The Statement
The Statement

'Found money' for financial planning

By Thomas L. Evans

Life settlement: Noun. A financial tool used by senior policy owners and financial advisors applied to life insurance creating money in excess of cash surrender value. Also known as a "senior settlement."

A life settlement is the sale of a life insurance policy that gives a policy owner a cash settlement in excess of the current cash surrender value.

A life settlement is an innovative wealth and estate planning tool. Professional advisors throughout the country are utilizing life settlements to create capital that will empower seniors to make financial decisions that suit their needs today.

How is a life settlement 'found money?'

Most seniors are unaware that their existing life insurance may possibly be liquidated for 10 to 60 percent of the current coverage amount regardless of cash value.

How is a life settlement used for financial planning?

While the proceeds are unrestricted and can be used in any way (pleasure, vacations, etc.), most life settlements are utilized to purchase other needed financial products, such as annuities, life insurance, investments and long-term care.

What are some of the benefits of the life settlement option?

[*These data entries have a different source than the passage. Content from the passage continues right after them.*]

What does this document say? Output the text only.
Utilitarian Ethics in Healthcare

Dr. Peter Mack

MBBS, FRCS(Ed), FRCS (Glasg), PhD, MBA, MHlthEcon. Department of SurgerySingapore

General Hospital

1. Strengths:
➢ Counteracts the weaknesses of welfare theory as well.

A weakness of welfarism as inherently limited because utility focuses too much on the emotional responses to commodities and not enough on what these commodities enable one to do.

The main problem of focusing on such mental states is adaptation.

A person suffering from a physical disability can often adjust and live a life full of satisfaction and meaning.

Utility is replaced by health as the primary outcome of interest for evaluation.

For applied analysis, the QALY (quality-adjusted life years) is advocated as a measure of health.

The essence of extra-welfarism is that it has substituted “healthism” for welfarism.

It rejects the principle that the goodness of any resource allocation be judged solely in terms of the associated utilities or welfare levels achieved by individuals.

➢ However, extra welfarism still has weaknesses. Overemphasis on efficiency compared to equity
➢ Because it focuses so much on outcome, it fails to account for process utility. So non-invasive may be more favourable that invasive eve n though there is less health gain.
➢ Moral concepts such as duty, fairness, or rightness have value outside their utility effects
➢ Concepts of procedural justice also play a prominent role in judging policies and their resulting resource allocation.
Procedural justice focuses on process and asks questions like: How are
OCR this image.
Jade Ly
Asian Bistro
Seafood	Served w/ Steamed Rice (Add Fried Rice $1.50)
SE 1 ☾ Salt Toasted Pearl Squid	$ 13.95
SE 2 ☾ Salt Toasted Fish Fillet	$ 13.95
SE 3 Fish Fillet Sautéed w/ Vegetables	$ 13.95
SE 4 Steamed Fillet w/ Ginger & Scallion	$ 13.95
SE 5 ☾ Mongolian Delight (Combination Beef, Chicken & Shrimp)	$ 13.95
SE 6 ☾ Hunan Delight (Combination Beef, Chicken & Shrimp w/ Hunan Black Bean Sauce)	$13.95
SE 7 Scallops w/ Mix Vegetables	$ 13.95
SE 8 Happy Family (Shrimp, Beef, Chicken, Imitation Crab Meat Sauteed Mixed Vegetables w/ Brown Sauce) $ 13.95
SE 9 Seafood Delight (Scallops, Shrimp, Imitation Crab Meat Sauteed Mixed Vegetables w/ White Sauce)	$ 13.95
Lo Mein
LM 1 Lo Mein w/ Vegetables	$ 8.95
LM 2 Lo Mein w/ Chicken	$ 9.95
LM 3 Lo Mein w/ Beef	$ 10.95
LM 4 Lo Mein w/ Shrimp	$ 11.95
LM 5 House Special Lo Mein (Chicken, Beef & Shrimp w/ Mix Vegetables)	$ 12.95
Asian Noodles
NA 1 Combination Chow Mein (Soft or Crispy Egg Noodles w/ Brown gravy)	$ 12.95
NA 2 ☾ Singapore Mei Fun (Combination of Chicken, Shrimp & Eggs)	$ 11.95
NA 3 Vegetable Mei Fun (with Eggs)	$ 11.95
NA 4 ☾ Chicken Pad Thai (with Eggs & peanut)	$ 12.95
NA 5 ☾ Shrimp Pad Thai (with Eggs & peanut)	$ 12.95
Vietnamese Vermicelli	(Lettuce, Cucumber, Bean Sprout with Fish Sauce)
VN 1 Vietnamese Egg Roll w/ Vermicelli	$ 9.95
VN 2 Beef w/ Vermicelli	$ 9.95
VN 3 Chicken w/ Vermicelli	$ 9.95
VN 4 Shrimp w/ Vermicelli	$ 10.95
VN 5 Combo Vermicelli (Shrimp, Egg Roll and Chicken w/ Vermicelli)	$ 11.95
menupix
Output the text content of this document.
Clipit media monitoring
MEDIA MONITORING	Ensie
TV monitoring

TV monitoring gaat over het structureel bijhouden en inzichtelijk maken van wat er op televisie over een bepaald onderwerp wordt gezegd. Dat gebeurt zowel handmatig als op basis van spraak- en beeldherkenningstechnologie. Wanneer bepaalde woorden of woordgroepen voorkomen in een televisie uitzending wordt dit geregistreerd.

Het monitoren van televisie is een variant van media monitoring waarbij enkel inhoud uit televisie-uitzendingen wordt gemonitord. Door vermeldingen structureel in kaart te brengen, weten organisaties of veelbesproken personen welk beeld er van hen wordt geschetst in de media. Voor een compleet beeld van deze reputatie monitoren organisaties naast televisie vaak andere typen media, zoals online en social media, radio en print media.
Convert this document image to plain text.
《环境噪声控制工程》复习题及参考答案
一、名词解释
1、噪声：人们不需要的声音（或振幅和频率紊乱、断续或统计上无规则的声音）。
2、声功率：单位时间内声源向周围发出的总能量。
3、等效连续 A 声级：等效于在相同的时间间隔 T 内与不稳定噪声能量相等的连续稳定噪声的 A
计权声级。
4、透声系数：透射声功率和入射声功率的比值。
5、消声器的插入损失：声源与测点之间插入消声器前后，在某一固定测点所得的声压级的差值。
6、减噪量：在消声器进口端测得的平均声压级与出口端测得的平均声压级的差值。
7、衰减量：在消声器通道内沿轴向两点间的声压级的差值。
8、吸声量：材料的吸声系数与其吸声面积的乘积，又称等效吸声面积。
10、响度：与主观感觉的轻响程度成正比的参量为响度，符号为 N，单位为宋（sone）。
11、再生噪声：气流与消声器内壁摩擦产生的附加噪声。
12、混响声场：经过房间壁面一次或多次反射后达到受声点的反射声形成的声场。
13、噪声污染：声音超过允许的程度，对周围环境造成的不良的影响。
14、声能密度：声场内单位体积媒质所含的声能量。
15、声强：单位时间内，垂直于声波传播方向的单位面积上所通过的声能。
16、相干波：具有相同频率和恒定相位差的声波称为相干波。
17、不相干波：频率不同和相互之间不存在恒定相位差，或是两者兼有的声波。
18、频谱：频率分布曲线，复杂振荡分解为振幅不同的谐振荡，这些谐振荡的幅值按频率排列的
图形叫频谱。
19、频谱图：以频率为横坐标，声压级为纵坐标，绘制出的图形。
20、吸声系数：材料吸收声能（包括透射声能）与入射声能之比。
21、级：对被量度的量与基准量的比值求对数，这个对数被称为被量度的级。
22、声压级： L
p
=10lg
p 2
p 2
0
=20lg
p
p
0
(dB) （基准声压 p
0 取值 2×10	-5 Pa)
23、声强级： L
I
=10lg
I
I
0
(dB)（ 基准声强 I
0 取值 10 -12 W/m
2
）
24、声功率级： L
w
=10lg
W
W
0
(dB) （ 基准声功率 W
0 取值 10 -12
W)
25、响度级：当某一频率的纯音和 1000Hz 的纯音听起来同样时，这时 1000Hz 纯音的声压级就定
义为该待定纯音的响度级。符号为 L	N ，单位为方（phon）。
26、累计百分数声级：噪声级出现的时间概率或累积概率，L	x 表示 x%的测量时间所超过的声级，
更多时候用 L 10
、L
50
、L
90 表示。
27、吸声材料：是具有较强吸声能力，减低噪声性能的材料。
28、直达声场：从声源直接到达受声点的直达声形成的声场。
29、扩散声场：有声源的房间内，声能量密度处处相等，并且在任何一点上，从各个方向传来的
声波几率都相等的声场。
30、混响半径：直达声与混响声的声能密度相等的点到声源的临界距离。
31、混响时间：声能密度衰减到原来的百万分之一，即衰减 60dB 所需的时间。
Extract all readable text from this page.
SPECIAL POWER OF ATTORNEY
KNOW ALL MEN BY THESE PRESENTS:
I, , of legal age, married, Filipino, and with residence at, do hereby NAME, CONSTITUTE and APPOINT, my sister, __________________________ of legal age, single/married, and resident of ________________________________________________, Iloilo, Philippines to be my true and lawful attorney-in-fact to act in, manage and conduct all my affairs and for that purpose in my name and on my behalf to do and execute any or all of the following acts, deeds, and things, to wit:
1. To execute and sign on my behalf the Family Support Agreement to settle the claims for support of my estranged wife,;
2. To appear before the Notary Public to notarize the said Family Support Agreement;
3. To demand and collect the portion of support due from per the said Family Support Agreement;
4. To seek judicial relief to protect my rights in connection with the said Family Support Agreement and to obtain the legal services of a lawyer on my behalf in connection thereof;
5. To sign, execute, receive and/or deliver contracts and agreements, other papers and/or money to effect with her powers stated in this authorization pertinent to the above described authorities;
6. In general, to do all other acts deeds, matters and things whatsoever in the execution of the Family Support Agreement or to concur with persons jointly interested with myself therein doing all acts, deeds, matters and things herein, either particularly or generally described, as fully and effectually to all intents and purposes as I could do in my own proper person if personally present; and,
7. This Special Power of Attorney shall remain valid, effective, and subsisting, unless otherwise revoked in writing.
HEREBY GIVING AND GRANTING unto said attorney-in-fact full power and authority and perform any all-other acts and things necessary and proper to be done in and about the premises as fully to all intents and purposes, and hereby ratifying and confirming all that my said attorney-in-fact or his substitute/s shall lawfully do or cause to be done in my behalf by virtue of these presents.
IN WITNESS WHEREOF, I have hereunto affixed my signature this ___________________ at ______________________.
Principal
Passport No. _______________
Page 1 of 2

Life settlements do a number of things. They can help seniors:

  • fund much needed tax deferred annuities, long-term care or investments;
  • create more comfortable retirement years;
  • reduce or eliminate future life insurance premiums;
  • fund the purchase of a survivorship policy, if necessary;
  • settle personal or business debts;
  • maintain a lifestyle despite changes in finances or health;
  • activate income from an inactive asset.

They also are a more profitable alternative than surrender or lapse.

Who qualifies for a life settlement?

Any senior who is 65 or older (with some health challenges) or 75 and older with a life insurance policy that is more than two years old with a coverage amount exceeding $50,000 is qualified.

What types of policies qualify?

Almost any type of life insurance — term, universal life, whole life, survivorship or key man — can be used for a life settlement. It can be owned by an individual, trust, corporation or charitable organization.

Are proceeds taxable?

Sellers should consult a tax advisor before completing a transaction.

Key questions to determine, if appropriate:

  • Does the insured plan to lapse the policy?
  • Is there a plan to surrender the policy?
  • Do they need the policy?
  • Are they planning on retiring or selling an interest in the business?
  • Have estate tax needs changed?
  • Are the premiums affordable?

If the answers are yes, review the person's financial situation to determine if a more economical policy is appropriate or consider a life settlement.

Non-profit groups can benefit from a life settlement

Many non-profit organizations, colleges and universities have life insurance policies donated as charitable contributions. In many situations, this is "found money." Quite often the policies are sitting in inventory awaiting maturity.

There is no reason to wait. A life settlement is the perfect solution. Often, the organization is paying the premiums. A life settlement can liquidate these assets; increasing cash flow and decreasing liabilities (premium payments).

Confidentiality is maintained in all aspects of protecting the insured's medical, financial and personal information. They are never solicited.

A modern day solution to an old problem, life insurance can now be used while an insured is still living. Creating comfortable retirement years while maintaining a lifestyle despite changes in finances or health. Think of life insurance as a living asset!

Editor's note: Thomas L. Evans works for Asset Management Solutions, Inc., in Bel Air.